Inflating textbook costs

Right now, college students at Westfield State College, in my House district, and across Massachusetts are being held hostage by powerful publishing companies by the exorbitant costs of their course textbooks.

According to the Massachusetts Public Interest Research Group, the average college student spends about $900 on textbooks each year. Not only are textbook prices high, they're rising. Textbook prices have skyrocketed at four times the rate of inflation over the last decade.

Why? One reason is the lack of competition in the textbook market. Consolidation in the last decade has reduced the number of major publishers from several dozen to just five. Furthermore, students, as a group, have very little purchasing power because textbook decisions aren't made by them but by the faculty who decide which textbooks a student must buy for their class.

When selecting course materials, college professors can't make the right choices for their students if they don't have the options and the information that they need. Seventy-five percent of professors report that publishers' representatives do not disclose price information to them during sales meetings.

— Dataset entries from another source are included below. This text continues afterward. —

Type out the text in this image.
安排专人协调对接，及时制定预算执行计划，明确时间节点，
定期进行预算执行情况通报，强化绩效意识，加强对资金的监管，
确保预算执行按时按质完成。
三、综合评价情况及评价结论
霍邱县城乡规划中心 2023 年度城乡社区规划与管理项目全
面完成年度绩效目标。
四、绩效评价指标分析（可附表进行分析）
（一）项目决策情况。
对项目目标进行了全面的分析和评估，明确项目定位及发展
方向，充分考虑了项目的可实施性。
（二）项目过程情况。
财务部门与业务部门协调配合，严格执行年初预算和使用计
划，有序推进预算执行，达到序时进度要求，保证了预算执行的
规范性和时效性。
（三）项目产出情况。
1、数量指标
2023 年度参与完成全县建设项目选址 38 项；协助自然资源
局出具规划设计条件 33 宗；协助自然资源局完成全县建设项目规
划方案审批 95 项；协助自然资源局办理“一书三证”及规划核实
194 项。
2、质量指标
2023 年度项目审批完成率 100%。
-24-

Furthermore, low cost or no frills options of texts, if any, are often unavailable or hard to find.

Textbook publishers have a captive audience on college campuses statewide. They engage in shenanigans aimed at maximizing their profits despite the needs of their consumers.

New editions of textbooks are issued frequently by publishers to drive up the cost and make it difficult for students to find cheaper used copies.

Another publishing tactic which drives up prices is the "bundling" of books with additional materials such as CD-ROMS, work books and study guides.

There is currently legislation filed in Massachusetts which would require publishers to disclose price information to faculty and require that any bundled book also be available "a la carte."

A public hearing on House Bill 1200 will be held at the State House by the Higher Education Committee on Oct. 2 at 11 a.m., in Hearing Room A2. College students, faculty, and the public are welcome to testify.